How does one honour a fabulous exhibitionist? With a fabulous exhibition, is one way. Killed in a motorcycle accident just at the start of his third decade, Italian artist Pino Pascali lives on across the globe as an artiste par excellence. You’ll find his striking multimedia sculptures on the cover of books, headlining gallery shows, analysed in journals, and now, strewn across three buildings of none other than Milano’s Fondazione Prada. From March to September 2024, tens of thousands of viewers will pass through the museum’s four-part exhibition, rounding corners and descending staircases deeper and deeper into one man’s brilliant career—a career whose dearth of hours is eclipsed by a plethora of substance.
When the year is 1955 and a twenty-year-old Southern Italian denizen decides he wants to pursue art, he moves to Rome. Pascali’s formal training began at the Accademia Di Belle Arti di Roma, where he studied set design and scene painting. This course of study, coupled with his early career positions—as a set designer for Italian broadcaster Rai and a graphic designer for various cinema and advertising companies—revealed his knack for a good scene right off the bat. Each one of his individual works is robust and more than apt to survive and thrive as an isolated work. And still, Pascali was too enthralled with relationshipsbetween his own creations, between his creations and characters, times, places, and props—to forego the scene.
By the time of his premature death, the Italian artist had perfected the art of showmanship. A creative polymath must, for cohesion’s sake, find a way to fraternise his pieces—assuming true marriage remains a distant illusion. With one set of sculptures, the artist uses army-green, dense material to build a small arsenal, fit with missiles, tanks, and all. The mood is tense, matching the sturdy, inflexible, and unforgiving materials from which the structures are built. One would feel no surprise at seeing these statues in the War Remnants Museum in Ho Chi Minh or in London’s Imperial War Museum. That such works come from the same hands as a giant, fuzzy, brightly coloured piece—made to lay like a worm across the floor—bearing resemblance to all of a snake, a pipe cleaner, and a gummy from the penny candy store, elicits understandable shock.

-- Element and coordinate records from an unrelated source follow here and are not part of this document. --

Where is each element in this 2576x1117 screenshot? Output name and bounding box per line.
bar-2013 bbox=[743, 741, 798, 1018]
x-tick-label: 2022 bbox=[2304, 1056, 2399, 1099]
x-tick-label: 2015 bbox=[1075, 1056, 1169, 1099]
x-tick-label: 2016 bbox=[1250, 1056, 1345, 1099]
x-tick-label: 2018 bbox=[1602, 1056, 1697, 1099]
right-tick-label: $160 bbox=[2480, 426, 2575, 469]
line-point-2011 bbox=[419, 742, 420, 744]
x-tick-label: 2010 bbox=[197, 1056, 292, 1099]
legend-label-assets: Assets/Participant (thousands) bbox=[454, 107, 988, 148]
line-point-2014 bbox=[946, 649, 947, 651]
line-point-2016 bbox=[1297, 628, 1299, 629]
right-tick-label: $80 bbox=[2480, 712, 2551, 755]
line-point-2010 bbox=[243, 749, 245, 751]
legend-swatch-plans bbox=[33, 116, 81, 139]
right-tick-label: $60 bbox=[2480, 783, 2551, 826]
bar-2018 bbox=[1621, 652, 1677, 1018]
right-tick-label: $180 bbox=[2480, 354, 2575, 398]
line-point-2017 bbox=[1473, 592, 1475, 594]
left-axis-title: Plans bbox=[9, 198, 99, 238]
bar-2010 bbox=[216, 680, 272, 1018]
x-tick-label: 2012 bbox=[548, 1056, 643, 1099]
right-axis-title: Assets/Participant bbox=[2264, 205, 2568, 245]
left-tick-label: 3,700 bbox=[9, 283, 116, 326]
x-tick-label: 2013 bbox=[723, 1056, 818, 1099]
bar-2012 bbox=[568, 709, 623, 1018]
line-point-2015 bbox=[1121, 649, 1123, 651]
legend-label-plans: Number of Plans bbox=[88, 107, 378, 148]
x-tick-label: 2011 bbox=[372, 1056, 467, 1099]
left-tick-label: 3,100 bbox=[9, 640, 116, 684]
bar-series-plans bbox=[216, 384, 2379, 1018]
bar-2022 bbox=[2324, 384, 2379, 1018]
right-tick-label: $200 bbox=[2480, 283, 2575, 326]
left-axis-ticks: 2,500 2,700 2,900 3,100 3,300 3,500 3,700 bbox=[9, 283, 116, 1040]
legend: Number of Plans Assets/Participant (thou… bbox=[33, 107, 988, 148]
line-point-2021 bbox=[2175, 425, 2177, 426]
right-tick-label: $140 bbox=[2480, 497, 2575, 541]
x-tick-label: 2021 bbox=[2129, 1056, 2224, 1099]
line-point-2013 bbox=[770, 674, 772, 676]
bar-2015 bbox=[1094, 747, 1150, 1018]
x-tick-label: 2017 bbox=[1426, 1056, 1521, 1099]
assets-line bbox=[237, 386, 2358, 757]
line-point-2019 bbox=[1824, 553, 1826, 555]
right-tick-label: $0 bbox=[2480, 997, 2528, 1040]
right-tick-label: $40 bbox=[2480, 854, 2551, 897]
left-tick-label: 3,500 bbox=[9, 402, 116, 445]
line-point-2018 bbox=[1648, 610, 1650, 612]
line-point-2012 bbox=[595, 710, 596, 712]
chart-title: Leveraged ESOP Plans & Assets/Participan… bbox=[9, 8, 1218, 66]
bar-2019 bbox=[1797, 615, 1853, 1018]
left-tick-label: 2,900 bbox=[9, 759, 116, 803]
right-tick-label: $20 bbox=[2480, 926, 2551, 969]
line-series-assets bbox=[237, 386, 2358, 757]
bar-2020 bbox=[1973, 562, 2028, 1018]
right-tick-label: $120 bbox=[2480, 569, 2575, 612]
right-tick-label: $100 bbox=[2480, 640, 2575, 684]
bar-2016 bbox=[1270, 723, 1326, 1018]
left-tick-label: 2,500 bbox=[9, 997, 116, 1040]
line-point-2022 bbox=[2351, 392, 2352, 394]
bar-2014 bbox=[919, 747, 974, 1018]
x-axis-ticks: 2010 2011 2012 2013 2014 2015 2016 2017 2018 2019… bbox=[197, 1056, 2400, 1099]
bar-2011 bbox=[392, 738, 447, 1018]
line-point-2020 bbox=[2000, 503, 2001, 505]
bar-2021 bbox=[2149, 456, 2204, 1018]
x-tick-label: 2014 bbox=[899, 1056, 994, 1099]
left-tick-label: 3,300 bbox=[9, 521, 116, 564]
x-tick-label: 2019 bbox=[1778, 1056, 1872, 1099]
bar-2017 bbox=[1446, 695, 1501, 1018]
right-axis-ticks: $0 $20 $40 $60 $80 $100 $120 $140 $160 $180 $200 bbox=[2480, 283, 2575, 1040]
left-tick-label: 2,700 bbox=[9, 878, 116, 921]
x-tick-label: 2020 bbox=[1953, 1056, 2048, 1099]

More in line with the latter is a similarly gargantuan, cobalt blue, faux fur tarantula. In the former camp is a grey-cratered block that juts out from a blank wall in grim isolation. Delineation, a practice in which the art world delights, is difficult, if not impossible, when it comes to Pascali. A “tortured” man with a taste for the dismal would not dabble in pipe cleaner-adjacent play, but a euphoric daydreamer would have no interest in such military vehicles. Rarely could a critic point to two works by an artist, call one “garish” and the other “mirthless,” and sound any kind of reasonable. But need we remind you? Pascali provokes. This man loves a scene, and he puts on a real juicy one.
When Mark Godefry was given the honour of curating Fondazione Prada’s exhibit, he inherited no small feat. On his side, at least, was a bounty of physical space, and he took full advantage of it. In the eponymous hero’s wont style, the exhibition spans four rooms, planned and calculated meticulously yet manifested seamlessly. Part one, spanning the ground and first floors of the podium, reveals Godfrey’s best shot at a Pascalian exhibition—theatrical and just-so. Only Pascali’s work is on display here. Next, the Podium’s upper stories spotlight the sculptor-at-large’s passion for material—an abundance of materials, many of which you would classify as more in the “garbage” category. Faux fur, steel wool, canvas, dirt, car components, and hay are accompanied by magazines and catalogues from the '60s—the decade in which Pascali mostly worked—which help a wide-eyed audience interpret both the logistics and the theoretical intentions behind what they’re seeing.
As he takes them out of the Pavillion building and in through the doors of the Nord gallery, Godfrey moves the audience away from pure-Pascalian territory and into a group collection. Three key group shows are highlighted: Fuoco Immagine Acqua Terra (Rome 1967), Manifestation Biennale Internationale des Jeunes Artiste (Paris 1967), and Arte Povera (Bologna 1968). A staunch believer in collaboration, the way he was able to build off of and onto other artists’s work is a part of Pascali that Godfrey, rightfully, does not overlook.
Walking out of gallery Nord, the audience knows the end is near. The fourth and last part in the series, housed in the gallery Sud, meets the definition of grand finale in the most fulfilling sense. Blown-up photos of Pascali interacting with his own installations deck the walls. We see him in the shadow of his giant blue tarantula, splayed out on his back, legs thrust up over and behind his head, in a dramatised child's pose. His intention was apparently to give audiences an idea of how to interact with his creations: “playfully” and “imaginatively.” A walk through Pascali’s art requires of its audiences everything but the typical “museum-whispers”; the Italian creative mastermind says sotto voce can “stick it.” This is a perfect final ode, on Godfrey’s part, to a vibrant, vivacious young man who left the world too early, but a bit weirder and more fun than he found it.